Dance Professor’s Article Explores Teaching Odissi in the Western World
An article by Assistant Professor of Dance Kaustavi Sarkar appears in the current issue of Dance Education in Practice, a journal for dance educators that publishes four times a year. In the article, “Indian Classical Dance Education in Diaspora,” Sarkar reflects on her experiences teaching Odissi in the United States within both South Asian diasporic communities and American academic dance departments. She explores teaching Odissi as a form of cultural expression and a rigorous dance technique and draws lessons from both approaches that can apply generally to dance educators within and outside of South Asian diasporic communities.
“From my experiential narratives, I present practical recommendations not only to Indian classical dance educators, but to all dance teachers who, I believe, will benefit from a culturally embedded system of teaching and learning kinesthetic concepts and embodied execution,” she writes in the article abstract.

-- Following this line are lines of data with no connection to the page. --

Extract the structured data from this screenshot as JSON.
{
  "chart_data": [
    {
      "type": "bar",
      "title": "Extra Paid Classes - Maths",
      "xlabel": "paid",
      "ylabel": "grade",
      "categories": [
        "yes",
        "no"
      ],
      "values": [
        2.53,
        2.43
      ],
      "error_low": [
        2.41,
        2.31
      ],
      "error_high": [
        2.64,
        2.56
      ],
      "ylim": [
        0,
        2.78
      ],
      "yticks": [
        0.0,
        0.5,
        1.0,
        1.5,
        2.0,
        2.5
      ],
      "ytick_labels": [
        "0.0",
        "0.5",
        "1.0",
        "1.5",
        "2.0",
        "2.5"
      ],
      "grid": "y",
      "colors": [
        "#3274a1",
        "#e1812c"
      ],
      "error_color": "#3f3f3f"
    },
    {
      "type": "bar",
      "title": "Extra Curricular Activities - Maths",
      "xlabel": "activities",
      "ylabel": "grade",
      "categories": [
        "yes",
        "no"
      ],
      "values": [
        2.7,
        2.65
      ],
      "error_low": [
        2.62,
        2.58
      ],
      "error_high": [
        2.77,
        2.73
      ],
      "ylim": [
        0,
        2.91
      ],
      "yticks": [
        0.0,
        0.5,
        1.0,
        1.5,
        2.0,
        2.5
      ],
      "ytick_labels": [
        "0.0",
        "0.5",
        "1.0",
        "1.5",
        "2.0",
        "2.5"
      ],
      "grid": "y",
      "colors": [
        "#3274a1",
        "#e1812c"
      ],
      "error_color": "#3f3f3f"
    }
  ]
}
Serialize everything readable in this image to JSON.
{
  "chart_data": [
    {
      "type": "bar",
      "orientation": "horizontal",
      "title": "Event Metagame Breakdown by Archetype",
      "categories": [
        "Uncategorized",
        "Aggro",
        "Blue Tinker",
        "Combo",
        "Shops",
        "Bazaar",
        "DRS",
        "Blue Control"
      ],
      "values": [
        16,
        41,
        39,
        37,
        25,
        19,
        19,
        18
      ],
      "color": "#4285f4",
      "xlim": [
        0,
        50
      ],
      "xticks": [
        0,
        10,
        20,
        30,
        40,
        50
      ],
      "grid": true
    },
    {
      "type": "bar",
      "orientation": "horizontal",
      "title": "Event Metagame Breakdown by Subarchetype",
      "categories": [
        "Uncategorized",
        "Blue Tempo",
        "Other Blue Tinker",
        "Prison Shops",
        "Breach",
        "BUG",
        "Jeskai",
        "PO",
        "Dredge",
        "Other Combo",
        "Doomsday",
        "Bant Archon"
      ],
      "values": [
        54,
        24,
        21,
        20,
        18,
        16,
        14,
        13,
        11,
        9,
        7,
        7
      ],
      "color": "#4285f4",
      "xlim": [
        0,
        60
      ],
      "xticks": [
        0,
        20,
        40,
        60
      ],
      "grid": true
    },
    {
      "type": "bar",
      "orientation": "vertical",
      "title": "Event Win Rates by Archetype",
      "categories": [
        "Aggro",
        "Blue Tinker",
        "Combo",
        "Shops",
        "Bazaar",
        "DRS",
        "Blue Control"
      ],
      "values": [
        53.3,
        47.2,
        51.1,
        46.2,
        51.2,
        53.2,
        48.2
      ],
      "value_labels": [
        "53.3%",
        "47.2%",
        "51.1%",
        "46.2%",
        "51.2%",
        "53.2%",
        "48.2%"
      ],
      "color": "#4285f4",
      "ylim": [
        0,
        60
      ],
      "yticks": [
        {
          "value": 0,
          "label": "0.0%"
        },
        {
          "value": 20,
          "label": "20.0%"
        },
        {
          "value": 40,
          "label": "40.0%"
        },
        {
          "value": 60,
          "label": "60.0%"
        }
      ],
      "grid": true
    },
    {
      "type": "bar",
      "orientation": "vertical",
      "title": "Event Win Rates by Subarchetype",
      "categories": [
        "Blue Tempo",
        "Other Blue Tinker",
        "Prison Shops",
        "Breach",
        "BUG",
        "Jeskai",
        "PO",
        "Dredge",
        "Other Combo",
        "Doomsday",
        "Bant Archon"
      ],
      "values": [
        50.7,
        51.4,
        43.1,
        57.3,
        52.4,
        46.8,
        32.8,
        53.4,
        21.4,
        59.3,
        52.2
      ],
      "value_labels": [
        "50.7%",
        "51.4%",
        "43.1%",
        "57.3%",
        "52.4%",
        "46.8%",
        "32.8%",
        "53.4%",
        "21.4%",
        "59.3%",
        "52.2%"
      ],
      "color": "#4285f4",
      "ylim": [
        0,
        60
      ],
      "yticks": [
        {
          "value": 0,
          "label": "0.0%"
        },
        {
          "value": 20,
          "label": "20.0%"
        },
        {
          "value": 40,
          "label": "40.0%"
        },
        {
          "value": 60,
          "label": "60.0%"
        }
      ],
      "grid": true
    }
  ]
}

Sarkar, who grew up in East India and studied Odissi there for a decade, has taught Odissi for 13 years, instructing more than 100 students. Since coming to the U.S., she has sought to build bridges between her dance training and culture and the European/American dance training that dominates dance education in the U.S. In addition to her work at UNC Charlotte, she continues her research in the Indian diasporic community by teaching and inspiring youth in the apprentice-learning system, a celebration of which will be through the upcoming event, Mancha-Pravesh: Shifting Stages on September 27.